Например, родилась тёлочка. Ей тут же присваивался порядковый номер и записывались все необходимые данные о ней. И так по всем отраслям хозяйства. Вечером – подсчёт: приход, расход… Энгельгардт вёл дневник. Учёт был настолько точный, что Энгельгардт мог сказать: в прошедший месяц он съел 83 цыплёнка.

Приведу ещё двенадцатое условие успеха – тщательно подобранный, как сказали бы ныне, трудовой коллектив и надлежащий «дух, который сложился в доме». «Подбору и расстановке кадров» Энгельгардт уделял особое внимание, и недостатка в кандидатах на должность наёмного работника у него не было, особенно в неурожайные годы. Крестьян не только сельца Батищева, но и окрестных деревень он знал хорошо, недаром гостил у них на николыцину и крестил их детей. Он знал, кому можно положить запрашиваемую зарплату, а кому нет, кому отпустить запрашиваемый товар или дать ссуду на условиях покупателя или заёмщика, а с кем можно поторговаться (сцены такого «торга» он сам записывает дословно). Поэтому отобранных им работников действительно можно назвать и его кадрами, и трудовым коллективом. И главное, он знал: для успеха нужно, «чтобы было настоящее, действительное дело, а потом, чтобы был и хозяин». С чего мы начали разговор об условиях успеха хозяйства, к тому же пришли и в конце.

Однако это не то идеальное хозяйство, к которому стремился Энгельгардт. О нём речь пойдёт дальше.

И таких умных советов тому, кто хочет стать настоящим хозяином, в книге Энгельгардта превеликое множество. Разумеется, их сегодня нельзя воспринимать слепо, без учёта изменившихся условий, часто они скорее помогут навести на правильную мысль, напомнить о необходимости учитывать тот или иной фактор, который часто забывается, и всё же ни один из его советов не остаётся пустым, ненужным, тем более что подкреплён практикой и отличными результатами. Письма Энгельгардта – один из самых ценных источников для построения целостной науки о хозяйстве, учитывающей не только материальные, но и духовно-нравственные начала человеческой деятельности.

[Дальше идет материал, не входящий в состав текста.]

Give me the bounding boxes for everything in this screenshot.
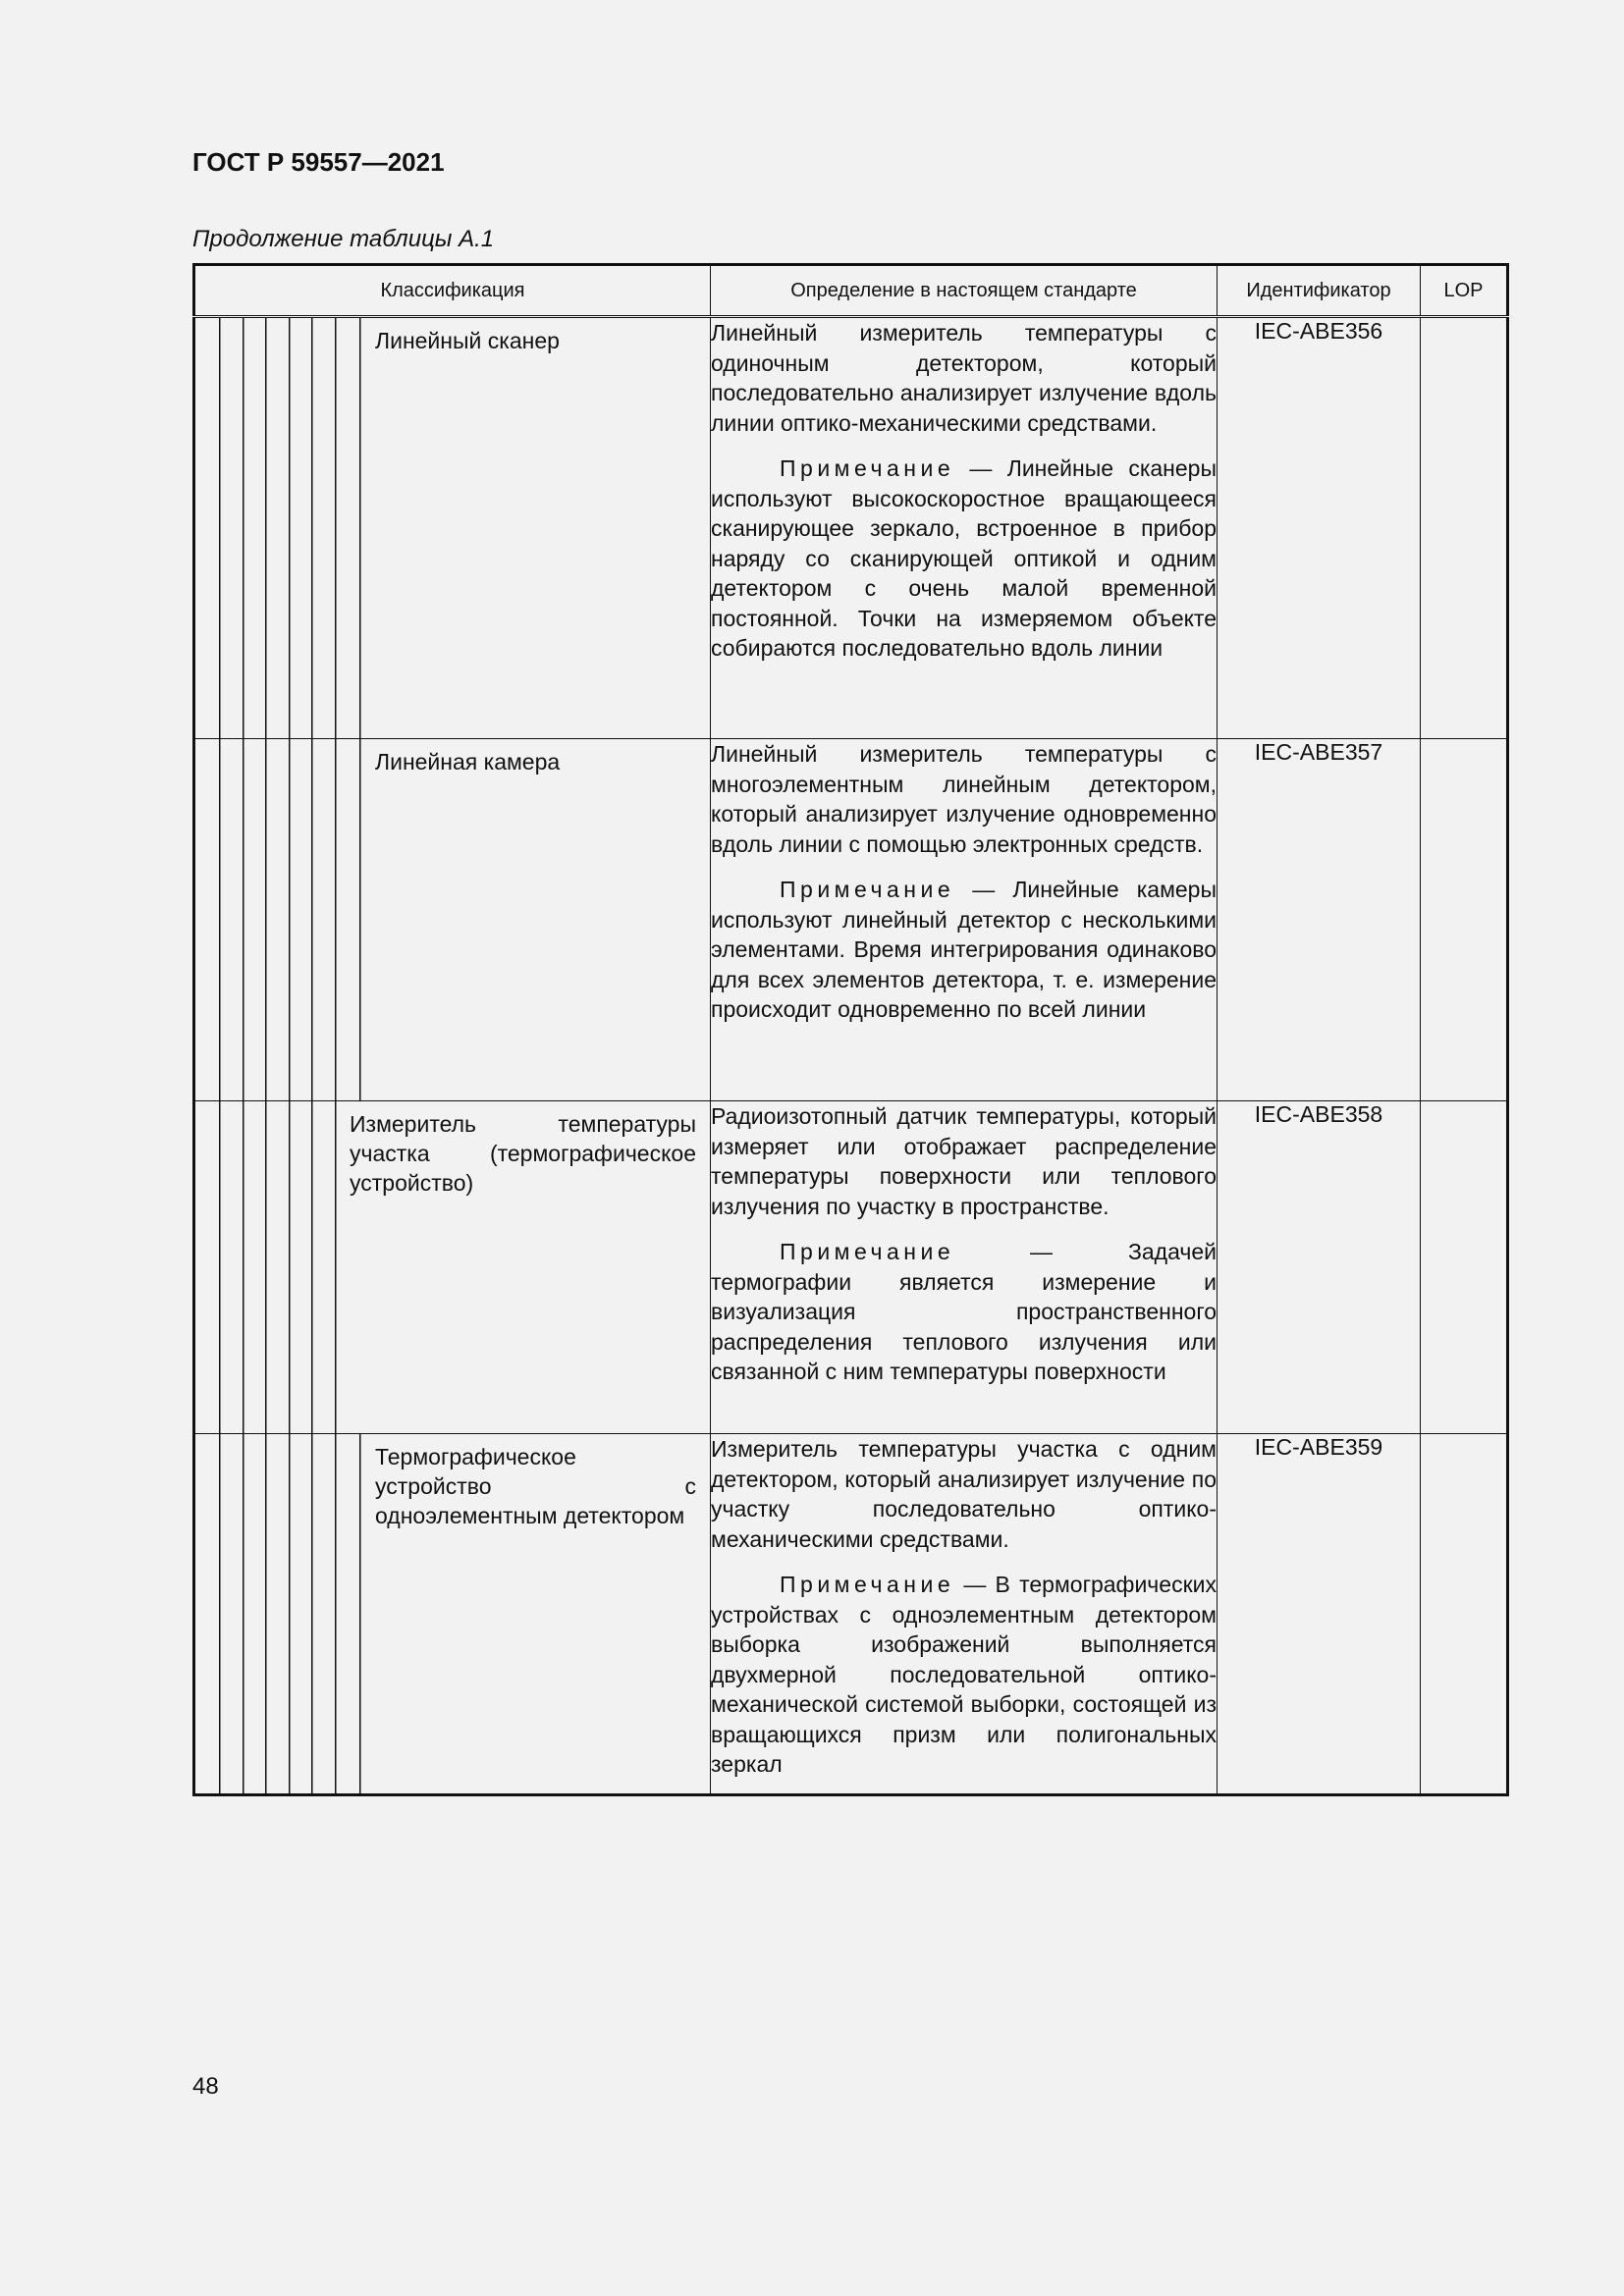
classification-term: Термографическое устройство с одноэлементным детектором — [375, 1444, 696, 1528]
header-identifier: Идентификатор — [1218, 265, 1421, 317]
definition-text: Измеритель температуры участка с одним детектором, который анализирует излучение по участку последовательно оптико-механическими средствами. — [711, 1436, 1217, 1552]
classification-table — [192, 263, 1509, 1796]
classification-term: Измеритель температуры участка (термографическое устройство) — [350, 1111, 696, 1196]
identifier-cell: IEC-ABE359 — [1218, 1434, 1421, 1795]
note-text: — Задачей термографии является измерение и визуализация пространственного распределения теплового излучения или связанной с ним температуры поверхности — [711, 1239, 1217, 1384]
classification-term: Линейный сканер — [375, 328, 560, 353]
header-classification: Классификация — [194, 265, 711, 317]
definition-cell — [711, 1434, 1218, 1795]
definition-cell — [711, 739, 1218, 1101]
classification-term: Линейная камера — [375, 749, 561, 774]
definition-text: Линейный измеритель температуры с многоэлементным линейным детектором, который анализирует излучение одновременно вдоль линии с помощью электронных средств. — [711, 741, 1217, 857]
note-label: Примечание — [780, 877, 955, 902]
identifier-cell: IEC-ABE358 — [1218, 1101, 1421, 1434]
classification-cell — [194, 317, 711, 739]
table-row — [194, 1101, 1508, 1434]
table-row — [194, 739, 1508, 1101]
identifier-cell: IEC-ABE356 — [1218, 317, 1421, 739]
definition-text: Линейный измеритель температуры с одиночным детектором, который последовательно анализирует излучение вдоль линии оптико-механическими средствами. — [711, 320, 1217, 436]
classification-cell — [194, 739, 711, 1101]
note — [711, 1570, 1217, 1780]
definition-cell — [711, 1101, 1218, 1434]
identifier-cell: IEC-ABE357 — [1218, 739, 1421, 1101]
table-header-row — [194, 265, 1508, 317]
note-label: Примечание — [780, 1572, 955, 1597]
lop-cell — [1421, 1434, 1508, 1795]
table-caption: Продолжение таблицы А.1 — [192, 226, 495, 252]
header-definition: Определение в настоящем стандарте — [711, 265, 1218, 317]
note-text: — Линейные камеры используют линейный детектор с несколькими элементами. Время интегрирования одинаково для всех элементов детектора, т. е. измерение происходит одновременно по всей линии — [711, 877, 1217, 1022]
lop-cell — [1421, 1101, 1508, 1434]
table-row — [194, 317, 1508, 739]
header-lop: LOP — [1421, 265, 1508, 317]
lop-cell — [1421, 739, 1508, 1101]
note — [711, 875, 1217, 1025]
lop-cell — [1421, 317, 1508, 739]
note-text: — В термографических устройствах с одноэлементным детектором выборка изображений выполняется двухмерной последовательной оптико-механической системой выборки, состоящей из вращающихся призм или полигональных зеркал — [711, 1572, 1217, 1777]
note — [711, 1237, 1217, 1387]
definition-text: Радиоизотопный датчик температуры, который измеряет или отображает распределение температуры поверхности или теплового излучения по участку в пространстве. — [711, 1103, 1217, 1219]
note-text: — Линейные сканеры используют высокоскоростное вращающееся сканирующее зеркало, встроенное в прибор наряду со сканирующей оптикой и одним детектором с очень малой временной постоянной. Точки на измеряемом объекте собираются последовательно вдоль линии — [711, 455, 1217, 661]
note-label: Примечание — [780, 455, 955, 481]
classification-cell — [194, 1101, 711, 1434]
table-row — [194, 1434, 1508, 1795]
document-code: ГОСТ Р 59557—2021 — [192, 147, 445, 177]
page-number: 48 — [192, 2073, 219, 2100]
note — [711, 454, 1217, 664]
definition-cell — [711, 317, 1218, 739]
classification-cell — [194, 1434, 711, 1795]
note-label: Примечание — [780, 1239, 955, 1264]
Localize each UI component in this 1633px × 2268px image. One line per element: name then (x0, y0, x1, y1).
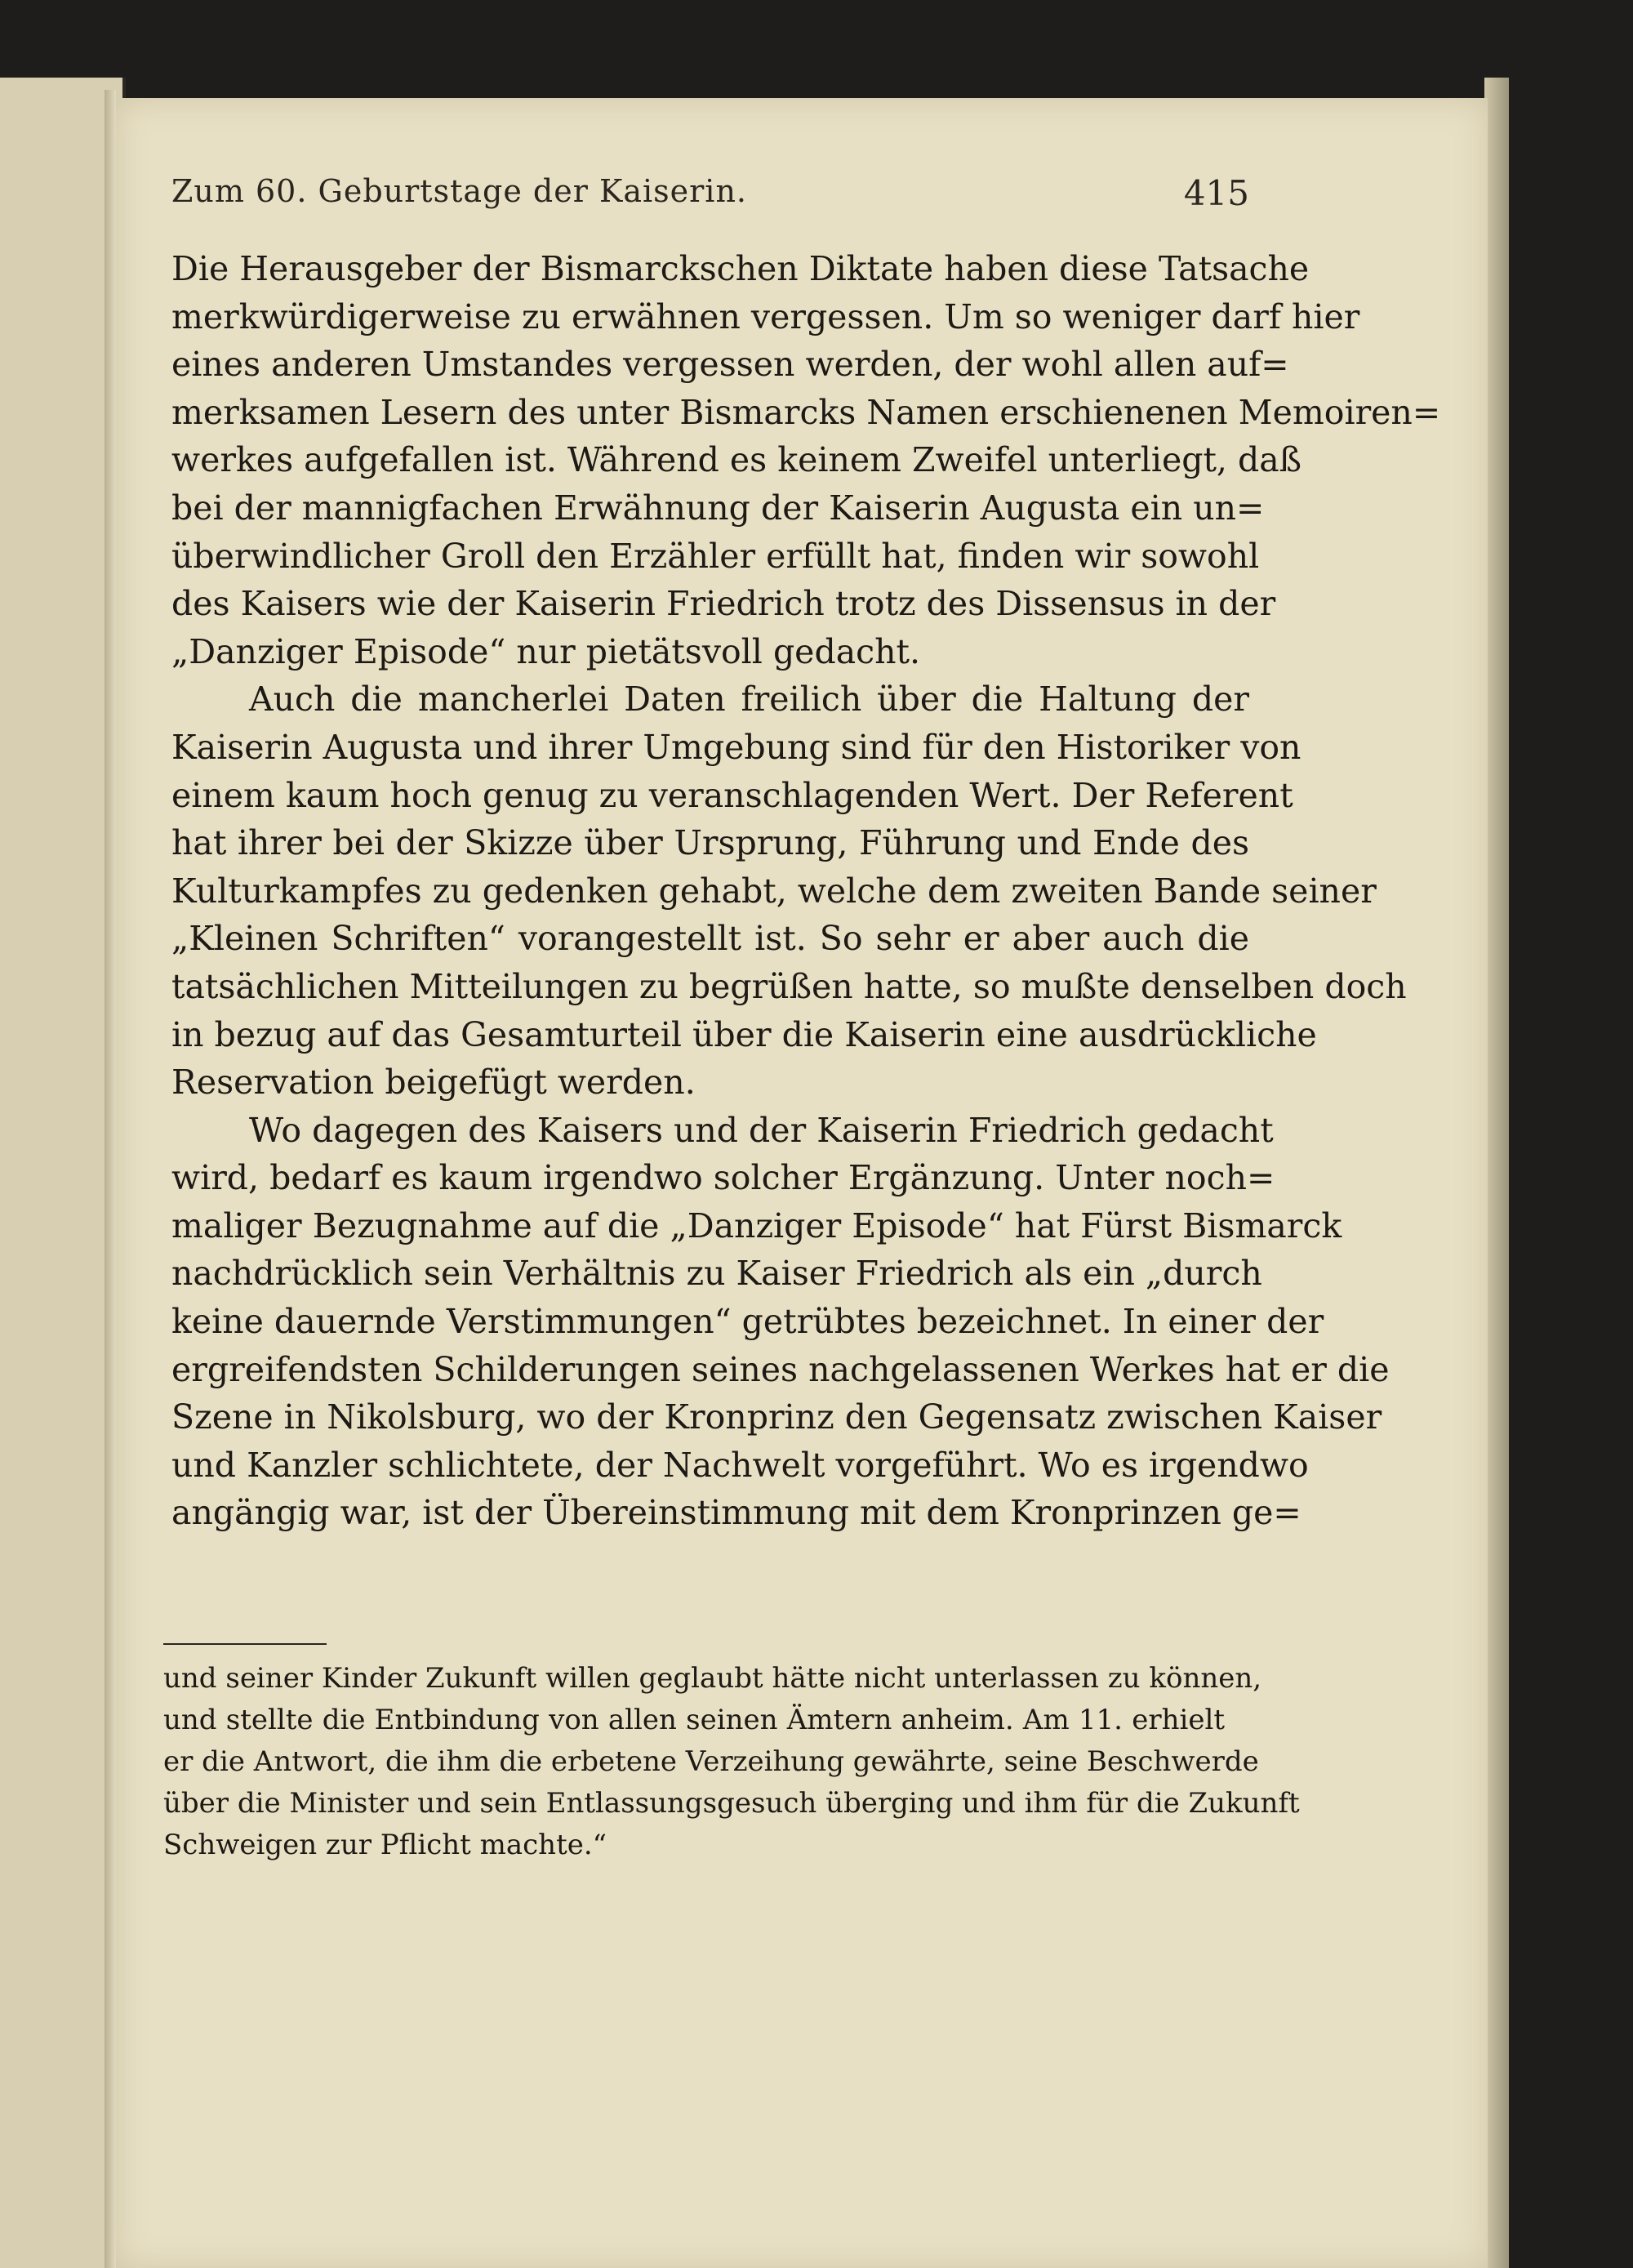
text-line: ergreifendsten Schilderungen seines nachgelassenen Werkes hat er die (171, 1349, 1390, 1389)
running-title: Zum 60. Geburtstage der Kaiserin. (171, 173, 748, 209)
text-line: Auch die mancherlei Daten freilich über die Haltung der (249, 680, 1249, 720)
footnote-line: Schweigen zur Pflicht machte.“ (163, 1829, 607, 1861)
footnote-line: und stellte die Entbindung von allen seinen Ämtern anheim. Am 11. erhielt (163, 1704, 1225, 1736)
footnote-line: über die Minister und sein Entlassungsgesuch überging und ihm für die Zukunft (163, 1787, 1300, 1820)
text-line: in bezug auf das Gesamturteil über die Kaiserin eine ausdrückliche (171, 1014, 1317, 1054)
text-line: hat ihrer bei der Skizze über Ursprung, Führung und Ende des (171, 823, 1249, 863)
text-line: nachdrücklich sein Verhältnis zu Kaiser Friedrich als ein „durch (171, 1254, 1262, 1294)
page-edge-right (1484, 78, 1509, 2268)
text-line: bei der mannigfachen Erwähnung der Kaiserin Augusta ein un= (171, 488, 1265, 528)
main-text (171, 245, 1441, 1537)
text-line: des Kaisers wie der Kaiserin Friedrich trotz des Dissensus in der (171, 584, 1276, 624)
text-line: keine dauernde Verstimmungen“ getrübtes bezeichnet. In einer der (171, 1302, 1324, 1342)
text-line: „Danziger Episode“ nur pietätsvoll gedacht. (171, 631, 921, 671)
text-line: werkes aufgefallen ist. Während es keinem Zweifel unterliegt, daß (171, 440, 1302, 480)
footnote-line: und seiner Kinder Zukunft willen geglaubt hätte nicht unterlassen zu können, (163, 1662, 1262, 1695)
text-line: tatsächlichen Mitteilungen zu begrüßen hatte, so mußte denselben doch (171, 966, 1407, 1006)
text-line: „Kleinen Schriften“ vorangestellt ist. So sehr er aber auch die (171, 919, 1249, 959)
text-line: einem kaum hoch genug zu veranschlagenden Wert. Der Referent (171, 775, 1293, 815)
footnote-line: er die Antwort, die ihm die erbetene Verzeihung gewährte, seine Beschwerde (163, 1745, 1259, 1778)
text-line: Wo dagegen des Kaisers und der Kaiserin Friedrich gedacht (249, 1110, 1274, 1150)
text-line: Reservation beigefügt werden. (171, 1063, 696, 1103)
text-line: Die Herausgeber der Bismarckschen Diktate haben diese Tatsache (171, 249, 1310, 288)
text-line: angängig war, ist der Übereinstimmung mit dem Kronprinzen ge= (171, 1493, 1302, 1533)
text-line: und Kanzler schlichtete, der Nachwelt vorgeführt. Wo es irgendwo (171, 1445, 1309, 1485)
text-line: maliger Bezugnahme auf die „Danziger Episode“ hat Fürst Bismarck (171, 1205, 1342, 1245)
text-line: merksamen Lesern des unter Bismarcks Namen erschienenen Memoiren= (171, 392, 1441, 432)
text-line: Szene in Nikolsburg, wo der Kronprinz den Gegensatz zwischen Kaiser (171, 1397, 1382, 1437)
text-line: merkwürdigerweise zu erwähnen vergessen. Um so weniger darf hier (171, 296, 1360, 336)
text-line: Kaiserin Augusta und ihrer Umgebung sind für den Historiker von (171, 727, 1302, 767)
text-line: wird, bedarf es kaum irgendwo solcher Ergänzung. Unter noch= (171, 1158, 1275, 1198)
page-number: 415 (1183, 173, 1249, 213)
footnote-divider (163, 1643, 327, 1645)
page-header (171, 173, 1249, 222)
footnote-block (163, 1658, 1300, 1866)
text-line: eines anderen Umstandes vergessen werden, der wohl allen auf= (171, 345, 1289, 385)
book-gutter (105, 90, 116, 2268)
text-line: überwindlicher Groll den Erzähler erfüllt hat, finden wir sowohl (171, 536, 1260, 576)
text-line: Kulturkampfes zu gedenken gehabt, welche dem zweiten Bande seiner (171, 871, 1377, 911)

Глава 9. Хозяйства прочные, непрочные и химерические

Теперь пора показать принципиально отличие хозяйства Энгельгардта от тех частновладельческих хозяйств, которые в глазах интеллигентной публики представляли собой идеал. Хозяйство Энгельгардта процветало, а идеальные хозяйства обанкротились. Почему? Вот и кулак Дерунов вступил конкуренцию с идеальным хозяйством и победил, а это и позволило выявить органические пороки идеальных хозяйств, устроенных по-европейски и называвшихся в литературе того времени grande culture.

Энгельгардт – хозяин, начавший дело с нуля, с разорённого имения и добившийся его процветания, причём без вложения капитала. Дерунов тоже поначалу капиталов не имел, а впоследствии нажил столько денег, сколько и сотне таких хозяев, как Энгельгардт, за всю жизнь не заработать. Стало быть, Дерунов тоже хозяин, но его хозяйство построено совсем на других основах, чем хозяйство Энгельгардта, и надо их разобрать.

Скупщик Дерунов, образ которого, созданный творческим гением Щедрина и ставший литературным типом кулака, при крепостном праве был мелким прасолом и только что начинал набираться силы. В городе у него был постоялый двор и при нём небольшой хлебный лабаз.

Но вот крепостное право пало. И Дерунов стал главным воротилой в губернии. Разбогател он страшно. Арендовал у помещиков винокуренные заводы, в большинстве городов губернии имел винные склады, содержал громадное количество кабаков, скупал у крестьян хлеб и скот за бесценок в то время, когда тем надо было платить подати, и они страшно нуждались в деньгах.

На месте старого постоялого двора воздвиг он двухэтажные каменные палаты с пространными флигелями и амбарами, в которых помещались контора и склады. Великолепен и его дом. У него четверть уезда земли в руках. Он аблаката нанял, полторы тысячи ему платит.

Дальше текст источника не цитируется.